Wagner es todo lo intenso que puede ser con la mayor naturalidad. Logra apabullar con sus recursos habituales de fortaleza, con un embate que, como se ha dicho, admitiría aún más de lo que una orquesta puede dar. Wagner es invasivo, agresivo, transgresor y puede ser totalmente lo opuesto, llegando a cotas angélicas de dulzura y sosiego, impensables en sus cuadros anteriores, en los que explota todos los recursos a su alcance. La sinfónica, dirigida con precisión, satisfizo las exigencias del artista, al punto de obtener el aplauso frenético como lo encerrado en sus pentagramas.

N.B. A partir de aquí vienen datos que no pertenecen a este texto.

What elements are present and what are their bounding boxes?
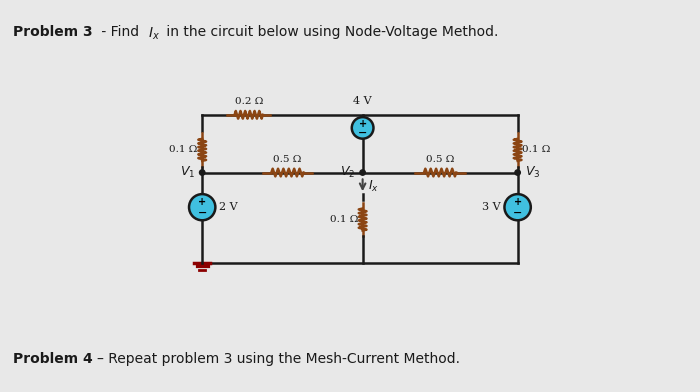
Text: 4 V: 4 V: [354, 96, 372, 106]
Text: 0.1 Ω: 0.1 Ω: [169, 145, 197, 154]
Text: +: +: [514, 197, 522, 207]
Text: 0.2 Ω: 0.2 Ω: [234, 97, 263, 106]
Text: $V_1$: $V_1$: [180, 165, 195, 180]
Circle shape: [199, 170, 205, 175]
Text: 0.1 Ω: 0.1 Ω: [522, 145, 551, 154]
Text: Problem 4: Problem 4: [13, 352, 92, 366]
Circle shape: [505, 194, 531, 220]
Text: −: −: [513, 208, 522, 218]
Text: $I_x$: $I_x$: [148, 25, 160, 42]
Text: +: +: [198, 197, 206, 207]
Text: −: −: [197, 208, 207, 218]
Text: $V_3$: $V_3$: [524, 165, 540, 180]
Circle shape: [515, 170, 520, 175]
Text: 2 V: 2 V: [219, 202, 238, 212]
Text: $V_2$: $V_2$: [340, 165, 356, 180]
Text: $I_x$: $I_x$: [368, 179, 379, 194]
Text: 3 V: 3 V: [482, 202, 500, 212]
Circle shape: [360, 170, 365, 175]
Text: – Repeat problem 3 using the Mesh-Current Method.: – Repeat problem 3 using the Mesh-Curren…: [97, 352, 461, 366]
Text: Problem 3: Problem 3: [13, 25, 92, 40]
Text: 0.5 Ω: 0.5 Ω: [426, 155, 454, 164]
Circle shape: [352, 117, 374, 139]
Text: in the circuit below using Node-Voltage Method.: in the circuit below using Node-Voltage …: [162, 25, 499, 40]
Text: −: −: [358, 128, 368, 138]
Text: 0.5 Ω: 0.5 Ω: [273, 155, 302, 164]
Text: 0.1 Ω: 0.1 Ω: [330, 215, 358, 224]
Text: +: +: [358, 119, 367, 129]
Text: - Find: - Find: [97, 25, 144, 40]
Circle shape: [189, 194, 216, 220]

Gustav Mahler siempre mantuvo la fama de exigir lo humanamente imposible. Su capacidad para dirigir buscaba ensamblar su profunda consciencia al sonido de cada instrumento, enfrentándose a seres menores que él – sus músicos- cuyas insolvencias, por nimias que fueran, destrozaban sus nervios en reclamos de insólita ira, con la que no puede hacerse otra cosa, que pensar en cambiarse de orquesta. En su lógica, lo que componía era una poción de sentimiento, honestidad y filosofía poética. De este modo era inefable en sus significados, ya tratándose del objeto tangible como del etéreo.

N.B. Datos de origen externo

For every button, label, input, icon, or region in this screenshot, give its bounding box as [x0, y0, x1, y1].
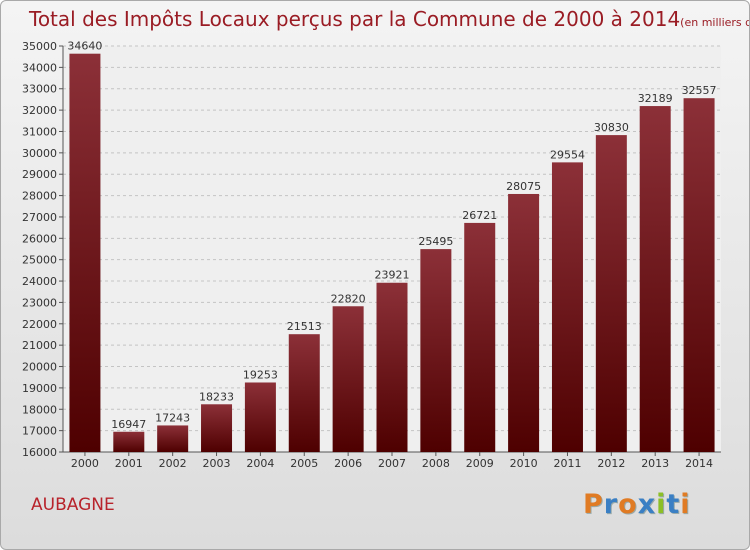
x-tick-label: 2013: [641, 457, 669, 470]
x-tick-label: 2004: [246, 457, 274, 470]
value-label: 22820: [331, 292, 366, 305]
y-tick-label: 19000: [22, 382, 57, 395]
bar: [639, 106, 671, 452]
y-tick-label: 28000: [22, 190, 57, 203]
y-tick-label: 30000: [22, 147, 57, 160]
x-tick-label: 2012: [597, 457, 625, 470]
y-tick-label: 32000: [22, 104, 57, 117]
value-label: 18233: [199, 390, 234, 403]
bar: [508, 193, 540, 452]
y-tick-label: 33000: [22, 83, 57, 96]
logo-letter: x: [637, 489, 657, 520]
y-tick-label: 26000: [22, 232, 57, 245]
bar: [551, 162, 583, 452]
value-label: 34640: [67, 40, 102, 53]
bar: [288, 334, 320, 452]
chart-subtitle: (en milliers d'€): [680, 16, 749, 29]
logo-letter: o: [618, 489, 638, 520]
value-label: 19253: [243, 368, 278, 381]
value-label: 23921: [375, 269, 410, 282]
x-tick-label: 2002: [159, 457, 187, 470]
bar: [69, 53, 101, 453]
y-tick-label: 24000: [22, 275, 57, 288]
y-tick-label: 29000: [22, 168, 57, 181]
bar: [683, 98, 715, 452]
chart-title: Total des Impôts Locaux perçus par la Co…: [29, 7, 749, 31]
value-label: 25495: [418, 235, 453, 248]
y-tick-label: 18000: [22, 403, 57, 416]
x-tick-label: 2000: [71, 457, 99, 470]
x-tick-label: 2011: [553, 457, 581, 470]
x-tick-label: 2001: [115, 457, 143, 470]
logo-letter: i: [680, 489, 691, 520]
value-label: 17243: [155, 411, 190, 424]
x-tick-label: 2010: [510, 457, 538, 470]
value-label: 30830: [594, 121, 629, 134]
y-tick-label: 20000: [22, 361, 57, 374]
y-tick-label: 35000: [22, 40, 57, 53]
bar: [244, 382, 276, 452]
y-tick-label: 34000: [22, 61, 57, 74]
value-label: 32189: [638, 92, 673, 105]
bar: [464, 222, 496, 452]
commune-name: AUBAGNE: [31, 495, 115, 515]
value-label: 32557: [682, 84, 717, 97]
x-tick-label: 2005: [290, 457, 318, 470]
x-tick-label: 2003: [203, 457, 231, 470]
labels: 34640 2000 16947 2001 17243 2002 18233 2003 1925…: [67, 40, 716, 470]
value-label: 21513: [287, 320, 322, 333]
x-tick-label: 2008: [422, 457, 450, 470]
axes: 16000 17000 18000 19000 20000 21000 22000 23000…: [22, 40, 721, 459]
y-tick-label: 23000: [22, 296, 57, 309]
bar: [376, 282, 408, 452]
logo-letter: t: [666, 489, 681, 520]
y-tick-label: 17000: [22, 425, 57, 438]
bar: [332, 306, 364, 452]
bar: [595, 135, 627, 452]
value-label: 16947: [111, 418, 146, 431]
x-tick-label: 2007: [378, 457, 406, 470]
bar: [157, 425, 189, 452]
bar: [420, 249, 452, 452]
y-tick-label: 25000: [22, 254, 57, 267]
x-tick-label: 2006: [334, 457, 362, 470]
x-tick-label: 2014: [685, 457, 713, 470]
logo-letter: P: [583, 489, 604, 520]
y-tick-label: 22000: [22, 318, 57, 331]
bars: [69, 53, 715, 453]
proxiti-logo: Proxiti: [583, 489, 691, 520]
chart-title-text: Total des Impôts Locaux perçus par la Co…: [29, 7, 681, 31]
value-label: 26721: [462, 209, 497, 222]
logo-letter: r: [603, 489, 619, 520]
value-label: 28075: [506, 180, 541, 193]
y-tick-label: 31000: [22, 125, 57, 138]
y-tick-label: 27000: [22, 211, 57, 224]
bar: [201, 404, 233, 452]
y-tick-label: 21000: [22, 339, 57, 352]
value-label: 29554: [550, 148, 585, 161]
logo-letter: i: [656, 489, 667, 520]
bar: [113, 431, 145, 452]
y-tick-label: 16000: [22, 446, 57, 459]
x-tick-label: 2009: [466, 457, 494, 470]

Al no reflejarse con fidelidad lo que nacía en su cerebro, palabras furiosas ahogaban a sus indefensos intérpretes. Detalles así, hacen enajenante que, a los movimientos de sus sinfonías, dé nombres sorpresivamente amables, como la cuarta en este caso: al primero pide ir “sin prisa”, lo mismo que al segundo, que en todo caso debe ser pausado. Al tercero pide conservarse “tranquilo” y al cuarto final designa “muy cómodo”. Esos trazos armónicos son seductores. Al concertino indica cambiar de violín a cada cierto tramo, tan solo para juguetear con la afinación de pasajes que, a veces dirá a dueto con su compañero de atril o en solitario frente al resto de la orquesta, con la finura exigida por precepto.
Solo se puede permanecer inmóvil al escuchar el garbo de sus fortes o sus galimatías melódicos, en los que el clarinete aborda un tema para ser arrebatado con dulzura por el corno, mientras van acompañados de fagotes y flautas y algunas hebras de arpa canora. Todo asciende a niveles inmensos de sonoridad, metales y maderas se desgañitan a todo pulmón. Al menor parpadeo se sublima el canto de los chelos: atomizan el fragor previo y se refuerzan de matices que a veces provienen de la cuerda aguda o del corno inglés.
Un parpadeo nuevo trajo la presencia más esperada de la noche. Gallarda y brillante, la voz de Irasema Terrazas se unió al conjunto sinfónico para expresar el elevado sentido de unas coplas. En ellas, estipula la alteza de cuanto proviene de los cielos, algo que no se puede dar en este mundo. “Las voces angélicas despierten los sentidos” -clama la métrica final- “para que todo renazca con la alegría”. Cada sonido de cada instrumento, incluido el canto de la magnífica invitada, cesó en gradual decrescendo.
El director -Mahler redivivo- sostuvo el calderón* del último acorde hasta desvanecerse el espectro de la nota final. Bajó los brazos y el rostro. Todo permaneció en emotivo silencio, que nadie se atrevió a profanar. Por fin, aquello se llenó de ovaciones rebasando las barreras idiomáticas, las del tiempo, las culturales. El agradecimiento de la audiencia fue entrega a los músicos del escenario, pero también a aquellas mentes admirables que, con sus composiciones, hicieron una temporada sinfónica digna de un rey. ¡Bravo!
*Recurso para alargar una nota o acorde a discreción del director.